I don't know how much time went by. I pulled out and came again. This time I couldn't keep from crying out.
"Now do me," said María.
"You didn't have an orgasm?"
"No, not this time, but it was good." She took my hand, selected my index finger, and guided it around her clitoris. "Kiss my nipples. You can bite them too, but very gently at first," she said. "Then bite them a little harder. And put your hand around my neck. Stroke my face. Put your fingers in my mouth."
"Wouldn't you rather that I… suck your clitoris?" I said, vainly trying to find an elegant way to put it.
"No, not right now, your finger is enough. But kiss my tits."

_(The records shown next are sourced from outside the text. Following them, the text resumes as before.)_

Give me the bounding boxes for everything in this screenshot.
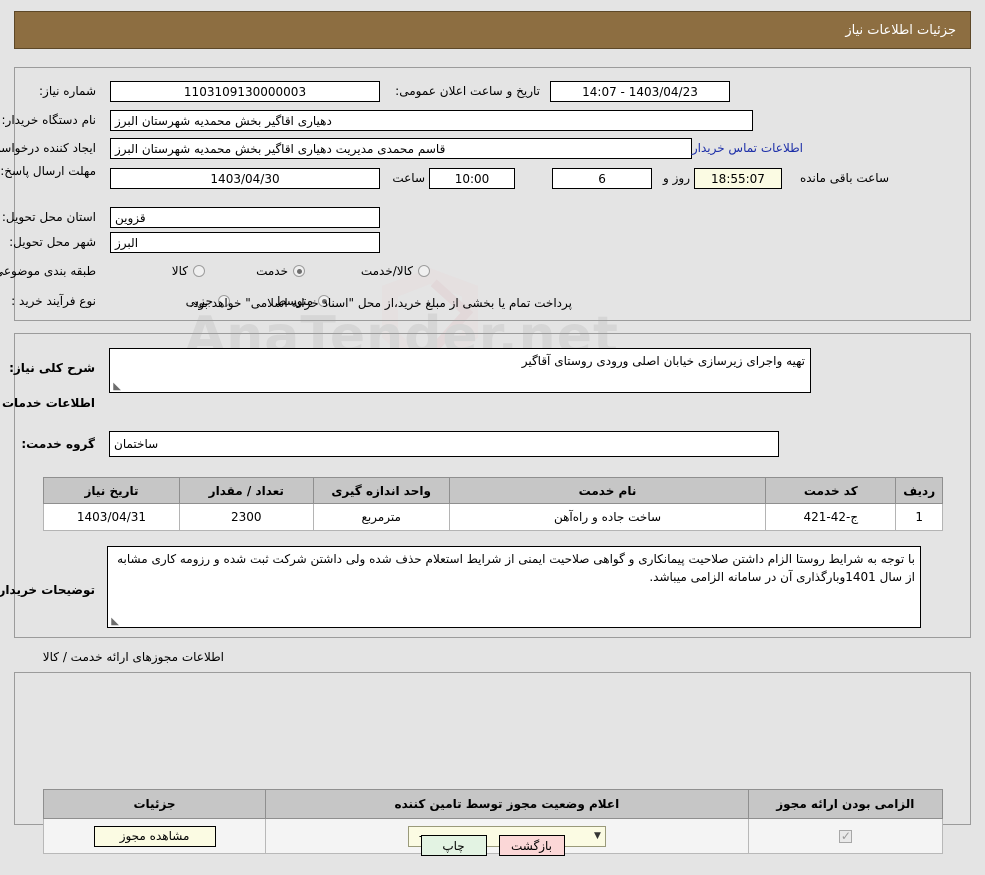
category-radio-khedmat[interactable] (293, 265, 305, 277)
general-description-text: تهیه واجرای زیرسازی خیابان اصلی ورودی رو… (521, 354, 805, 368)
services-col-unit: واحد اندازه گیری (312, 477, 450, 504)
permits-col-required: الزامی بودن ارائه مجوز (747, 789, 944, 819)
category-option-khedmat-label: خدمت (256, 264, 288, 278)
resize-grip-icon[interactable]: ◣ (112, 382, 121, 392)
deadline-hour: 10:00 (429, 168, 515, 189)
process-label: نوع فرآیند خرید : (11, 294, 96, 308)
province-label: استان محل تحویل: (1, 210, 96, 224)
category-radio-kala[interactable] (193, 265, 205, 277)
permits-col-status: اعلام وضعیت مجوز توسط تامین کننده (265, 789, 749, 819)
buyer-notes-text: با توجه به شرایط روستا الزام داشتن صلاحی… (117, 552, 915, 584)
need-info-panel (14, 67, 971, 321)
public-announce-label: تاریخ و ساعت اعلان عمومی: (395, 84, 540, 98)
public-announce-value: 1403/04/23 - 14:07 (550, 81, 730, 102)
service-group-value: ساختمان (109, 431, 779, 457)
remaining-days: 6 (552, 168, 652, 189)
buyer-notes-value[interactable]: با توجه به شرایط روستا الزام داشتن صلاحی… (107, 546, 921, 628)
print-button[interactable]: چاپ (420, 835, 487, 856)
requester-label: ایجاد کننده درخواست: (0, 141, 96, 155)
category-label: طبقه بندی موضوعی: (0, 264, 96, 278)
province-value: قزوین (110, 207, 380, 228)
back-button[interactable]: بازگشت (498, 835, 565, 856)
requester-value: قاسم محمدی مدیریت دهیاری اقاگیر بخش محمد… (110, 138, 692, 159)
service-group-label: گروه خدمت: (21, 437, 95, 451)
services-table-header-row: ردیف کد خدمت نام خدمت واحد اندازه گیری ت… (43, 477, 943, 504)
permits-table-header-row: الزامی بودن ارائه مجوز اعلام وضعیت مجوز … (42, 789, 944, 819)
table-row: 1 ج-42-421 ساخت جاده و راه‌آهن مترمربع 2… (43, 503, 943, 531)
buyer-notes-label: توضیحات خریدار: (0, 583, 95, 597)
remaining-days-label: روز و (663, 171, 690, 185)
services-table: ردیف کد خدمت نام خدمت واحد اندازه گیری ت… (43, 477, 943, 531)
deadline-date: 1403/04/30 (110, 168, 380, 189)
category-option-kala-khedmat[interactable]: کالا/خدمت (361, 264, 430, 278)
services-col-quantity: تعداد / مقدار (178, 477, 314, 504)
need-number-label: شماره نیاز: (39, 84, 96, 98)
category-option-kala[interactable]: کالا (172, 264, 205, 278)
services-col-row: ردیف (895, 477, 943, 504)
services-cell-unit: مترمربع (312, 503, 450, 531)
general-description-label: شرح کلی نیاز: (9, 361, 95, 375)
services-cell-code: ج-42-421 (765, 503, 897, 531)
services-cell-quantity: 2300 (178, 503, 314, 531)
need-number-value: 1103109130000003 (110, 81, 380, 102)
city-value: البرز (110, 232, 380, 253)
deadline-label: مهلت ارسال پاسخ: تا تاریخ: (0, 164, 96, 178)
category-option-kala-label: کالا (171, 264, 188, 278)
permits-section-title: اطلاعات مجوزهای ارائه خدمت / کالا (42, 650, 224, 664)
general-description-value[interactable]: تهیه واجرای زیرسازی خیابان اصلی ورودی رو… (109, 348, 811, 393)
services-cell-row: 1 (895, 503, 943, 531)
category-option-kala-khedmat-label: کالا/خدمت (360, 264, 413, 278)
payment-note: پرداخت تمام یا بخشی از مبلغ خرید،از محل … (189, 296, 572, 310)
footer-buttons: بازگشت چاپ (0, 835, 985, 856)
buyer-org-label: نام دستگاه خریدار: (1, 113, 97, 127)
services-cell-date: 1403/04/31 (43, 503, 180, 531)
services-col-code: کد خدمت (765, 477, 897, 504)
services-section-title: اطلاعات خدمات مورد نیاز (0, 396, 95, 410)
remaining-time: 18:55:07 (694, 168, 782, 189)
page-header: جزئیات اطلاعات نیاز (14, 11, 971, 49)
page-title: جزئیات اطلاعات نیاز (845, 22, 956, 38)
services-cell-name: ساخت جاده و راه‌آهن (448, 503, 767, 531)
services-col-name: نام خدمت (448, 477, 767, 504)
buyer-contact-link[interactable]: اطلاعات تماس خریدار (692, 141, 803, 155)
buyer-org-value: دهیاری اقاگیر بخش محمدیه شهرستان البرز (110, 110, 753, 131)
category-option-khedmat[interactable]: خدمت (256, 264, 305, 278)
services-col-date: تاریخ نیاز (43, 477, 180, 504)
resize-grip-icon[interactable]: ◣ (110, 617, 119, 627)
remaining-time-label: ساعت باقی مانده (799, 171, 889, 185)
permits-col-details: جزئیات (42, 789, 267, 819)
deadline-hour-label: ساعت (392, 171, 425, 185)
category-radio-kala-khedmat[interactable] (418, 265, 430, 277)
city-label: شهر محل تحویل: (9, 235, 96, 249)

"You have gorgeous breasts." I was unable to repeat the word
tits
.
I got undressed without getting out from under the sheets (suddenly I had begun to sweat) and immediately began to carry out María's instructions. First her sighs and then her moans got me hard again. She noticed and with one hand she stroked my cock until she couldn't anymore.
"What's wrong, María?" I whispered in her ear, afraid that I'd hurt her throat (squeeze, she kept whispering, squeeze) or bitten one of her nipples too hard.
"Keep going, García Madero," said María, smiling in the dark, and she kissed me.
When we were done she told me that she had come more than five times. To be honest, I had a hard time accepting that such an outrageous thing was possible, but when she gave me her word I had to believe her.
"What are you thinking about?" said María.
"About you," I lied; actually, I was thinking about my uncle and the law school and the magazine that Belano and Lima were going to publish. "What about you?"
"I'm thinking about the pictures," she said.